Perspektive

Die Kanonen vom April

Die Vereinigten Staaten und die europäischen Nato-Mächte haben eine Kette von Ereignissen in Gang gesetzt, die zu einem dritten Weltkrieg führen.

In ihrem berühmten Werk über den Ausbruch des Ersten Weltkriegs, The Guns of August (im Deutschen August 1914), schildert Barbara Tuchman, wie sich Fehleinschätzungen, der allgegenwärtige Glaube an einen kurzen und gewinnbaren Konflikt und unumkehrbare taktische Manöver häuften, als die imperialistischen Mächte die Arbeiter Europas in die Schützengräben und in das Gemetzel des Ersten Weltkriegs zogen.

Eine ähnliche Dynamik entfaltet sich im Nato-Konflikt mit Russland. Mit der Lieferung von Haubitzen und riesigen Waffenmengen der USA und ihrer Verbündeten an die Ukraine dröhnt der Kanonendonner des April.

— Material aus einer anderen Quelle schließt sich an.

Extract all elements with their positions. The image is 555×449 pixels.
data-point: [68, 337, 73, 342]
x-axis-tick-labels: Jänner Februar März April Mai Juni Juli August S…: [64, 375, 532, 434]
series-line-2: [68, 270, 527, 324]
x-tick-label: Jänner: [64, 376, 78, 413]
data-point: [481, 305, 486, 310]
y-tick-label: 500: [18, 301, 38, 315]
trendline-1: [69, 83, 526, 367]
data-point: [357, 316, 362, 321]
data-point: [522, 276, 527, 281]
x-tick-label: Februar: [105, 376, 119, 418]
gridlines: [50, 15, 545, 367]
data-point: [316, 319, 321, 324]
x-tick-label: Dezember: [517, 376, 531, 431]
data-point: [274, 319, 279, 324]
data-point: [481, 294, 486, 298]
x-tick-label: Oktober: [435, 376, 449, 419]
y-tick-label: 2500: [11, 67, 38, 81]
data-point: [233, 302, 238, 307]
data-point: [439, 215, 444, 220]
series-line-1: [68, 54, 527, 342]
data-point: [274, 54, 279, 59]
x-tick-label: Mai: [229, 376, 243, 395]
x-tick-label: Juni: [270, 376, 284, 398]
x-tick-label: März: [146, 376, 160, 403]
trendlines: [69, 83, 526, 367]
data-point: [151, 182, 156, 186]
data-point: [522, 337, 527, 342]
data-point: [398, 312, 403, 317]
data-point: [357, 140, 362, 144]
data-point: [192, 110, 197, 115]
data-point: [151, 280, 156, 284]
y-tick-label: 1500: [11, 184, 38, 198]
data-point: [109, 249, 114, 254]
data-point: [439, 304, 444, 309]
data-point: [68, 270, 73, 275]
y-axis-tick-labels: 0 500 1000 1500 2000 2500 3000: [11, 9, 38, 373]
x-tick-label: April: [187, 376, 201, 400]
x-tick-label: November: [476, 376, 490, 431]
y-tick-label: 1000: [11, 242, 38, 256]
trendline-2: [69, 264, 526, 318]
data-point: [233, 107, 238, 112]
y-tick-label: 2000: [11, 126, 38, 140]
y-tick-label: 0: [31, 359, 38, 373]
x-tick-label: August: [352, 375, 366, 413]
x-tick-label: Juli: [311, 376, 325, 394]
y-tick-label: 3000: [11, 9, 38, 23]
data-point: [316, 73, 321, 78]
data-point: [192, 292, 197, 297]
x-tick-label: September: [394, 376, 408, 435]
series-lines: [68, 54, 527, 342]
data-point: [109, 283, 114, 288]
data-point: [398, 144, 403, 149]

Mitte März hatte US-Präsident Joe Biden wiederholt erklärt, dass er einen direkten Konflikt zwischen den Vereinigten Staaten und Russland nicht zulassen wird, weil „das den Dritten Weltkrieg bedeuten würde“. Einen Monat später tut die Regierung Biden genau das.

Am Dienstag führten US-Verteidigungsminister Lloyd Austin und Außenminister Antony Blinken den Vorsitz bei einem Treffen der Vertreter von 40 Nationen in einem Kriegsrat, den Washington auf seiner Air Base Ramstein in Deutschland, dem Hauptquartier der US-Luftwaffe in Europa und des Nato-Luftkommandos (AIRCOM) einberufen hatte.

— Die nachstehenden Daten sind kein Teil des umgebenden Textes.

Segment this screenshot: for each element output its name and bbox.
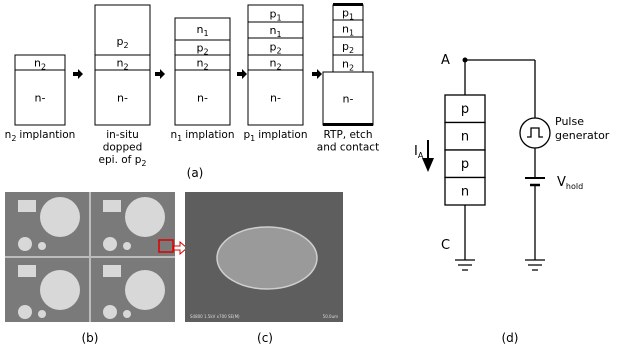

Die beiden hochrangigen US-Vertreter, die gerade von einem Besuch im kriegsgeschüttelten Kiew zurückgekehrt waren, bestätigten, dass in der Ukraine ein Krieg zwischen den USA und der Nato einerseits und Russland andererseits tobt. Austin kündigte an, dass Washington künftig jeden Monat ein vergleichbares internationales Treffen hochrangiger Militärs – er nannte es die Ukraine-Kontaktgruppe – einberufen werde, um den Konflikt mit Russland „zu gewinnen“.

Die Ziele des Kriegs sind inzwischen klar. Das Blutvergießen in der Ukraine wurde nicht provoziert, um das formale Recht des Landes auf einen Nato-Beitritt zu verteidigen. Der Konflikt wurde vielmehr vorbereitet, angezettelt und massiv eskaliert, um Russland als bedeutende Militärmacht zu zerstören und seine Regierung zu stürzen. Die Ukraine ist ein Spielball in diesem Konflikt, und ihre Bevölkerung das Kanonenfutter.

Der Kriegsrat in Ramstein wurde einberufen, um die nächste Stufe dieser Strategie zu planen. Vor und nach dem Treffen kündigten die USA und andere Nato-Mächte die Entsendung moderner Waffen in die Ukraine an, darunter Panzerabwehrraketen, Panzer und taktische Drohnen.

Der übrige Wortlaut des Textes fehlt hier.